Khailova L, Mount Patrick SK, Arganbright KM, Halpern MD, Kinouchi T, Dvorak B. Bifidobacterium bifidum reduces apoptosis in the intestinal epithelium in necrotizing enterocolitis. Am J Physiol Gastrointest Liver Physiol 299: G1118-G1127, 2010. First published August 12, 2010; doi: 10.1152/ajpgi.00131.2010.-Necrotizing enterocolitis (NEC) is a devastating intestinal disease of neonates, and clinical studies suggest the beneficial effect of probiotics in NEC prevention. Recently, we have shown that administration of Bifidobacterium bifidum protects against NEC in a rat model. Intestinal apoptosis can be suppressed by activation of cyclooxygenase-2 (COX-2) and increased production of prostaglandin E-2 (PGE(2)). The present study investigates the effect of B. bifidum on intestinal apoptosis in the rat NEC model and in an intestinal epithelial cell line (IEC-6), as a mechanism of protection against mucosal injury.
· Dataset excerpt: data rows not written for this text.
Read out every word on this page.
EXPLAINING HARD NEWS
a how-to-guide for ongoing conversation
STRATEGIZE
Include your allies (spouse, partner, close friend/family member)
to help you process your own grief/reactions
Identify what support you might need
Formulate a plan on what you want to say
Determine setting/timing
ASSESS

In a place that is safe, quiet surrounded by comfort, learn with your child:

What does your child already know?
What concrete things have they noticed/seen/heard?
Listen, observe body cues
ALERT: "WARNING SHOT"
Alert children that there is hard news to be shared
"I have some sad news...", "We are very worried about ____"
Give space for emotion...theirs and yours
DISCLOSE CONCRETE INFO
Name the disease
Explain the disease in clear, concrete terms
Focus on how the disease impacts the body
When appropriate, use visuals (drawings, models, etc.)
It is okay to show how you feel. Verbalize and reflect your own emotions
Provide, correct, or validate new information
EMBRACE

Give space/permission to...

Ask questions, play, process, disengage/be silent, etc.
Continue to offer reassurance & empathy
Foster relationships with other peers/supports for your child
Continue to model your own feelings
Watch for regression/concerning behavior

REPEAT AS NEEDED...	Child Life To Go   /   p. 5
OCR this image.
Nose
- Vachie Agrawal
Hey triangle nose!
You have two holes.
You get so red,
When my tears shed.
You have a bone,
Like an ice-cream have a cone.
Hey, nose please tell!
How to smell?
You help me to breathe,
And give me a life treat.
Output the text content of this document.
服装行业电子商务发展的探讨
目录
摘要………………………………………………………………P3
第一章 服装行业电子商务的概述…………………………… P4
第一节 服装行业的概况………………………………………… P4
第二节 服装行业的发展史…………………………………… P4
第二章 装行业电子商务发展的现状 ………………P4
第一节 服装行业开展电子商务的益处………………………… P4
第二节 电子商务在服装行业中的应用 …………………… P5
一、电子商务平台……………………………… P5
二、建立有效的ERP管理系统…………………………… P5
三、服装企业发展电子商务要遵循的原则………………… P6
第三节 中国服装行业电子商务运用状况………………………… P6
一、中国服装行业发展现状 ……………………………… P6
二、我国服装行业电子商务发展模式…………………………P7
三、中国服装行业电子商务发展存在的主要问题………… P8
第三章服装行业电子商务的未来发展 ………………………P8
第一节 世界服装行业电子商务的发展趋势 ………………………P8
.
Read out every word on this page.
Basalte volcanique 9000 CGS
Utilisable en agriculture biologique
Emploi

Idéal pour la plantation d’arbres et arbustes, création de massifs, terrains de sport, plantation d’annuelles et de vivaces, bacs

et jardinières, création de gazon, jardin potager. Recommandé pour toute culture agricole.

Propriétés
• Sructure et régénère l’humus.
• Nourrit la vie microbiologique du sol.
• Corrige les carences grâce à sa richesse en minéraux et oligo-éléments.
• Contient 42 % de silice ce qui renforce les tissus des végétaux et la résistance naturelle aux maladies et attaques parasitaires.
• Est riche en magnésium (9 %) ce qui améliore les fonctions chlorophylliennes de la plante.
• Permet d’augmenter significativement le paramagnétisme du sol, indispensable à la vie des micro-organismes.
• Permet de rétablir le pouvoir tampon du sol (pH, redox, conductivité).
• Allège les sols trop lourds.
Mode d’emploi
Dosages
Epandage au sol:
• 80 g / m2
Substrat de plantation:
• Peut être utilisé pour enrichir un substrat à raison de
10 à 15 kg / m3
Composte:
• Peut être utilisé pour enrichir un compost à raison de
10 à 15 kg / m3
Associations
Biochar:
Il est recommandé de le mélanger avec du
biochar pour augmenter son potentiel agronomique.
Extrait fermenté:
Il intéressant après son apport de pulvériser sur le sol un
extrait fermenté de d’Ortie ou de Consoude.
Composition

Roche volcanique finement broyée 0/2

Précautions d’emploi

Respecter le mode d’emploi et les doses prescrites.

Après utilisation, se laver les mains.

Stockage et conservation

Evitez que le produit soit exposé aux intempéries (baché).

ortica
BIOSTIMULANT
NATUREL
Premature rats were divided into the following three groups: dam fed, hand fed with formula (NEC), or hand fed with formula supplemented with B. bifidum (NEC + B. bifidum). Intestinal Toll-like receptor-2 (TLR-2), COX-2, PGE2, and apoptotic regulators were measured. The effect of B. bifidum was verified in IEC-6 cells using a model of cytokine-induced apoptosis. Administration of B. bifidum increased expression of TLR-2, COX-2, and PGE(2) and significantly reduced apoptosis in the intestinal epithelium of both in vivo and in vitro models. The Bax-to-Bcl-w ratio was shifted toward cell survival, and the number of cleaved caspase-3 positive cells was markedly decreased in B. bifidum-treated rats. Experiments in IEC-6 cells showed anti-apoptotic effect of B. bifidum. Inhibition of COX-2 signaling blocked the protective effect of B. bifidum treatment in both in vivo and in vitro models. In conclusion, oral administration of B. bifidum activates TLR-2 in the intestinal epithelium. B. bifidum increases expression of COX-2, which leads to higher production of PGE(2) in the ileum and protects against intestinal apoptosis associated with NEC. This study indicates the ability of B. bifidum to downregulate apoptosis in the rat NEC model and in IEC-6 cells by a COX-2-dependent matter and suggests a molecular mechanism by which this probiotic reduces mucosal injury and preserves intestinal integrity.